Monday, 9 November 2009

Book Review: iPhone Games Projects

Name: iPhone Games Projects
Author: Dave Mark PJ Cabera
Publisher: APress
Price: $39.99
Pages: 258
Reviewed by: Pete Goodliffe
Verdict: OK
This is the second book I've reviewed in this Apress iPhone series (the first being "iPhone Cool Projects"). The book has many of the characteristics of the first: it is full-colour throughout, contains clear writing, beautiful presentation, and relatively good copy editing. It hangs together about as well as the other book, too, which is "mostly".

It is a series of 8 distinct essays by different "expert" (a relative term on such a new platform) iPhone game developers. The tone and approach of each chapter is therefore different.

The collection of topics covered is OK, but doesn't spread over the entire broad spectrum of game topics: there are TWO essays on networking, TWO essays on optimisation, one on multi-platform development (interesting in an "iPhone" book), one on writing a design document, and a walkthough of a simple board game.

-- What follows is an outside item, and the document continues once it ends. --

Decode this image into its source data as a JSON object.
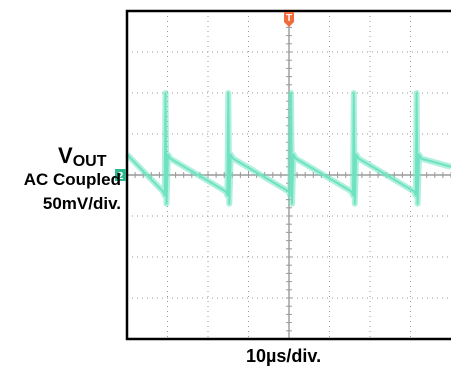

There are many more topics that might have been interesting chapters to have in this type of book: a 3D graphics primer, when/how to select a third party games engine, considerations for getting your game noticed in the app store, and more.

There are some recurring themes: a few authors suggest prefering C over Objective-C (for obvious reasons). There is some discussion of why C is "better" than C++ which is (to a C++ programmer) unbalanced, and misleading.

As ever, the source code to each project is available from the Apress website. The quality of some of the code is quite variable.

If you want to write an iPhone game this book might be an interesting read, but I wouldn't suggest that every iPhone game programmer HAS to buy it. Some sections of it have far more value than others. In fact, I think overall you'd get more milage from the "iPhone Cool Projects" book since it covers a broader range of topics. I'm left feeling that the two books rolled into one would probably have been a better product. And I'm still not convinced that the title is even gramatically correct.